Wednesday, February 25, 2009

Continuous Partial Attention

After yesterday's e-mail addict experiment I started to realize that I needed to clean up some digital clutter.

It was becoming problematic. The problem is not that I want to check my e-mail all the time. That's not so bad. It's that I have reminders set up all over the place that tell me when I have a new e-mail.

It's bigger than e-mail, though.

I just keep getting interrupted. Not just by emails and twitters, but by passing headlines and the like. With all the ads and links on the web that are likely to grab my attention, I started to ask myself, "Why am I making it even harder on myself?"

So I scrapped half the widgets on my Google homepage. Now it's set up so that all the widgets are self-contained. No more links to Gmail, Google Reader, and recent headlines. I have a sports ticker, my Netflix queue, and a quote of the day. I also have some fun things like Google Latitude (which I'm trying out right now) and a widget that shows me on a Google Map where the International Space Station is orbiting in real time.

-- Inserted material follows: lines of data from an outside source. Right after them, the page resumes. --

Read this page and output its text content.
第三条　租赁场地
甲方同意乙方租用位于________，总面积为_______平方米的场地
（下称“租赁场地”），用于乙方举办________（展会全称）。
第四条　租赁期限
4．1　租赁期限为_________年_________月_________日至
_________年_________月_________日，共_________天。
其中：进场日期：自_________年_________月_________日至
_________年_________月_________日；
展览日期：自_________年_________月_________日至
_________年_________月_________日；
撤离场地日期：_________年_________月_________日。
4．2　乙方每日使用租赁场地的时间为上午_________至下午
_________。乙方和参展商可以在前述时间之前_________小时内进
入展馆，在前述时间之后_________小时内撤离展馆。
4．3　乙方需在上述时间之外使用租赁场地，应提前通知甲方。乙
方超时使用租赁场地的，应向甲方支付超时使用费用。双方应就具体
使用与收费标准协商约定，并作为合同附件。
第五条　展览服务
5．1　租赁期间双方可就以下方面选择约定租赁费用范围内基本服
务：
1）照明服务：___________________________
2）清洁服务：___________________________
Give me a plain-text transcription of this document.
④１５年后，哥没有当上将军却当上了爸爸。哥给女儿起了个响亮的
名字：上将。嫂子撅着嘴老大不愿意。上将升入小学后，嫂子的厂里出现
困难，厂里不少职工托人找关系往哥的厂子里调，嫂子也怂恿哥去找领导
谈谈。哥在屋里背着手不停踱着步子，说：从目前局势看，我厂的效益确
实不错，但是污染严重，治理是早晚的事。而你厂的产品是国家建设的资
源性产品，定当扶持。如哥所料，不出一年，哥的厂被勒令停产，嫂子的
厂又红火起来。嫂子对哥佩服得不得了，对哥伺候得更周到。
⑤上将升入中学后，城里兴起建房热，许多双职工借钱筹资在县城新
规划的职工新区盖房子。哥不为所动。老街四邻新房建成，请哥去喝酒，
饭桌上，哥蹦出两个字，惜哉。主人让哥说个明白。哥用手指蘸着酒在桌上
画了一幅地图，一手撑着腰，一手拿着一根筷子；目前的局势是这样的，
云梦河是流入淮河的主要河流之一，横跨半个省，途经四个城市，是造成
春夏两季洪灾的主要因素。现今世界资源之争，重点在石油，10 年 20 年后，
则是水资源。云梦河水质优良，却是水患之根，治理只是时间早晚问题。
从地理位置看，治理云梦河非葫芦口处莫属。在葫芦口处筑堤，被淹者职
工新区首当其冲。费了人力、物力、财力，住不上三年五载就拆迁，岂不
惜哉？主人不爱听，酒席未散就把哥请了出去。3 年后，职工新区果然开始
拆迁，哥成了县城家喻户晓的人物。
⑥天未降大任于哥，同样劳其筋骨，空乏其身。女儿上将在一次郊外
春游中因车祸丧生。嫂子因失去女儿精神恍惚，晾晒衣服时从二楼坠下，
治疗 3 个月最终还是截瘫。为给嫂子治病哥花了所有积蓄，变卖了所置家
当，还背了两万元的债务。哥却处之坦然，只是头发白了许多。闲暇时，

The important part is that I don't have a bunch of outbound links anymore that pull my attention away.

It's a good first step.

For an interesting read on multi-tasking, I'll refer you to Walter Kirn's story in the November 2007 Atlantic.
Through a variety of experiments, many using functional magnetic resonance imaging to measure brain activity, they’ve torn the mask off multitasking and revealed its true face, which is blank and pale and drawn.


Multitasking messes with the brain in several ways. At the most basic level, the mental balancing acts that it requires—the constant switching and pivoting—energize regions of the brain that specialize in visual processing and physical coordination and simultaneously appear to shortchange some of the higher areas related to memory and learning. We concentrate on the act of concentration at the expense of whatever it is that we’re supposed to be concentrating on.
This concept also hit home a bit:
Here’s the worst of the chilling little thoughts that have come to me during micro­tasking seize-ups: For every driver who’s ever died while talking on a cell phone ... there was someone on the other end who, chances are, was too distracted to notice.
Ouch.

1 comments:

seamusmh said...

Great post. I feel like I've been fighting a losing battle against interruptions lately, but turning off Twitter device updates helped a lot and this makes me even more inclined to remove more idle notifications. Hell, it's a two minute task. Growl ... uninstalled. Apple Mail ... no more dock icon notifications (we'll see how long that one lasts). Now if we could just get a parking garage for the office and stop the endless car dance, we'd be getting somewhere.

I think a modified version of this post would be great for the Suite blog.